There had to be new stone tablets, this time cut out by Moses. There is nothing else written on this second edition than what was written on the first one. No review is needed. There is also nothing else written on it than what He has spoken. God’s spoken and written Word are equal to one another.

What’s new, is that a place of storage is designated for the new stone tablets. For Israel, the second pair of tablets and the storage place are a reference to the new covenant, in which the law is written in their hearts (Jer 31:33; Eze 36:26). Israel will fulfil the law in the millennial realm of peace, when the new covenant will be fulfilled.

The second stone tablets also have an application for us, who are connected with Christ in glory, but still live on earth. We are a letter of Christ (2Cor 3:2-3). What is written on Him is written on us. With Him according to the flesh we can have no connection. God wants not only a people who stand on the basis of the death and resurrection of Christ, but also a people in which He can read what is in His Son.

We are a heavenly people. “Our citizenship is in heaven” and not on earth (Phil 3:20; Eph 2:6; Col 3:3). Our norm is Christ, not the law. We are brought to the obedience of Jesus Christ (1Pet 1:2), which means that the obedience that characterizes Him, also characterizes the believer. The law is not for heavenly people. When we are obedient as Christ, “the requirement of the Law” will be fulfilled in us (Rom 8:4).

Moses had to cut them out. In it he is a type of the Lord Jesus. We are cut out of the rock, like Peter, whose name means ‘a piece of the rock’, is cut out of ‘Petra,’ which means ‘rock’ (Mt 16:18). The Lord Jesus is the Rock (1Cor 10:4). We are “living stones” (1Pet 2:5). A piece of stone, roughly cut out, is not suitable for writing on it.
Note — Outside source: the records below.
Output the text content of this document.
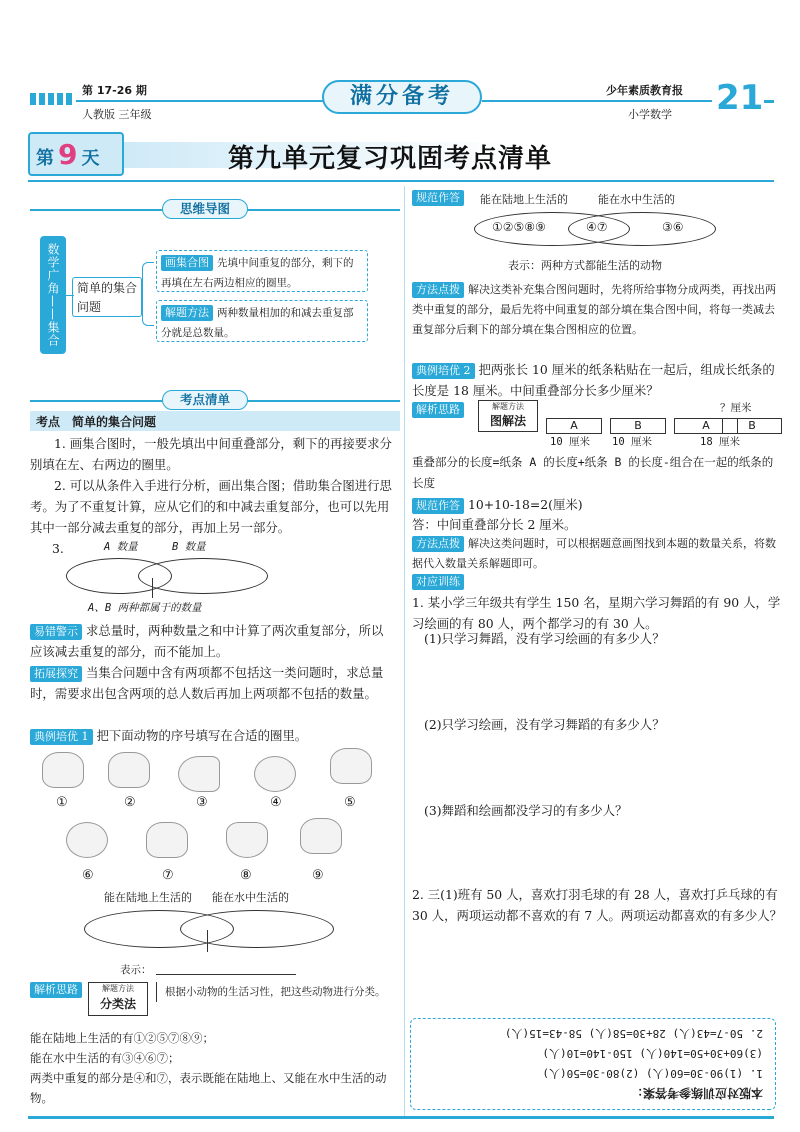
第 17-26 期
人教版 三年级
满分备考	少年素质教育报
小学数学 21
第 9 天	第九单元复习巩固考点清单
思维导图
数学广角——集合	简单的集合问题
画集合图 先填中间重复的部分，剩下的再填在左右两边相应的圈里。
解题方法 两种数量相加的和减去重复部分就是总数量。
考点清单
考点　简单的集合问题
1. 画集合图时，一般先填出中间重叠部分，剩下的再接要求分别填在左、右两边的圈里。
2. 可以从条件入手进行分析，画出集合图；借助集合图进行思考。为了不重复计算，应从它们的和中减去重复部分，也可以先用其中一部分减去重复的部分，再加上另一部分。
3.	A 数量	B 数量
A、B 两种都属于的数量
易错警示 求总量时，两种数量之和中计算了两次重复部分，所以应该减去重复的部分，而不能加上。
拓展探究 当集合问题中含有两项都不包括这一类问题时，求总量时，需要求出包含两项的总人数后再加上两项都不包括的数量。
典例培优 1 把下面动物的序号填写在合适的圈里。
①	②	③	④	⑤
⑥	⑦	⑧	⑨
能在陆地上生活的 能在水中生活的
表示：
解析思路	解题方法
分类法
根据小动物的生活习性，把这些动物进行分类。
能在陆地上生活的有①②⑤⑦⑧⑨；
能在水中生活的有③④⑥⑦；
两类中重复的部分是④和⑦，表示既能在陆地上、又能在水中生活的动物。
规范作答	能在陆地上生活的	能在水中生活的
①②⑤⑧⑨	④⑦	③⑥
表示：两种方式都能生活的动物
方法点拨 解决这类补充集合图问题时，先将所给事物分成两类，再找出两类中重复的部分，最后先将中间重复的部分填在集合图中间，将每一类减去重复部分后剩下的部分填在集合图相应的位置。
典例培优 2 把两张长 10 厘米的纸条粘贴在一起后，组成长纸条的长度是 18 厘米。中间重叠部分长多少厘米？
解析思路	解题方法
图解法	A
10 厘米
B
10 厘米
？厘米
A	B
18 厘米
重叠部分的长度=纸条 A 的长度+纸条 B 的长度-组合在一起的纸条的长度
规范作答 10+10-18=2(厘米)
答：中间重叠部分长 2 厘米。
方法点拨 解决这类问题时，可以根据题意画图找到本题的数量关系，将数据代入数量关系解题即可。
对应训练
1. 某小学三年级共有学生 150 名，星期六学习舞蹈的有 90 人，学习绘画的有 80 人，两个都学习的有 30 人。
(1)只学习舞蹈，没有学习绘画的有多少人？
(2)只学习绘画，没有学习舞蹈的有多少人？
(3)舞蹈和绘画都没学习的有多少人？
2. 三(1)班有 50 人，喜欢打羽毛球的有 28 人，喜欢打乒乓球的有 30 人，两项运动都不喜欢的有 7 人。两项运动都喜欢的有多少人？
本版对应训练参考答案：
1. (1)90-30=60(人) (2)80-30=50(人)
(3)60+30+50=140(人) 150-140=10(人)
2. 50-7=43(人) 28+30=58(人) 58-43=15(人)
It must be polished to write on.

Thus is the true Moses busy with us, so that God can write on us what is written on the Lord Jesus. That is according to God’s pleasure, because He has predestined us to be sons for Himself. He wants us to be sons of pleasure in whom He can recognize the true Son (Rom 8:29). God is not satisfied that this will only be in heaven. He disciplines us, that all that is not according to His pleasure may already be cut away.

The first stone tablets are perfectly written; so they came forth from God’s hand. The Lord Jesus did not need any discipline. We must become conformed to the image of God’s Son. In Proverbs 8 we read about the delight of God (Pro 8:30). In the next verse we read about the delight of the Lord Jesus in men (Pro 8:31). The Lord Jesus is the Executor. His delight is with the children of men. He calls Himself ‘master workman’, a word that can also mean ‘artist’, but also can mean ‘favorite child’ or ‘sweetheart’. That One is the Artist, Designer and Master Builder of both the first and second creation (Jn 1:3; Rom 11:36a).

He had to do a lot for that. The only place where we can be found is in the ark: a picture of the Lord Jesus, carried by the priests. Here the emphasis is on the fact that the ark is made of wood, which points to the Humanity of the Lord Jesus. Only by becoming Man has He been able to connect us with Himself. That is the side of grace, after the side of our responsibility to behave like sons has been highlighted.

God sees us in Christ, made pleasant in the Beloved. In Him we are kept safe through the wilderness. We see herein God’s care in the midst of all experiences. The observation that the tablets are still there and that “as the LORD commanded me” (Deu 10:5b), represents God’s counsel, untouchable to any power of the enemy. His counsel is as unshakeable as He Himself. The tablets are still in the ark at the end of the journey. God carries out His plan on the basis of faithfulness to His own Word.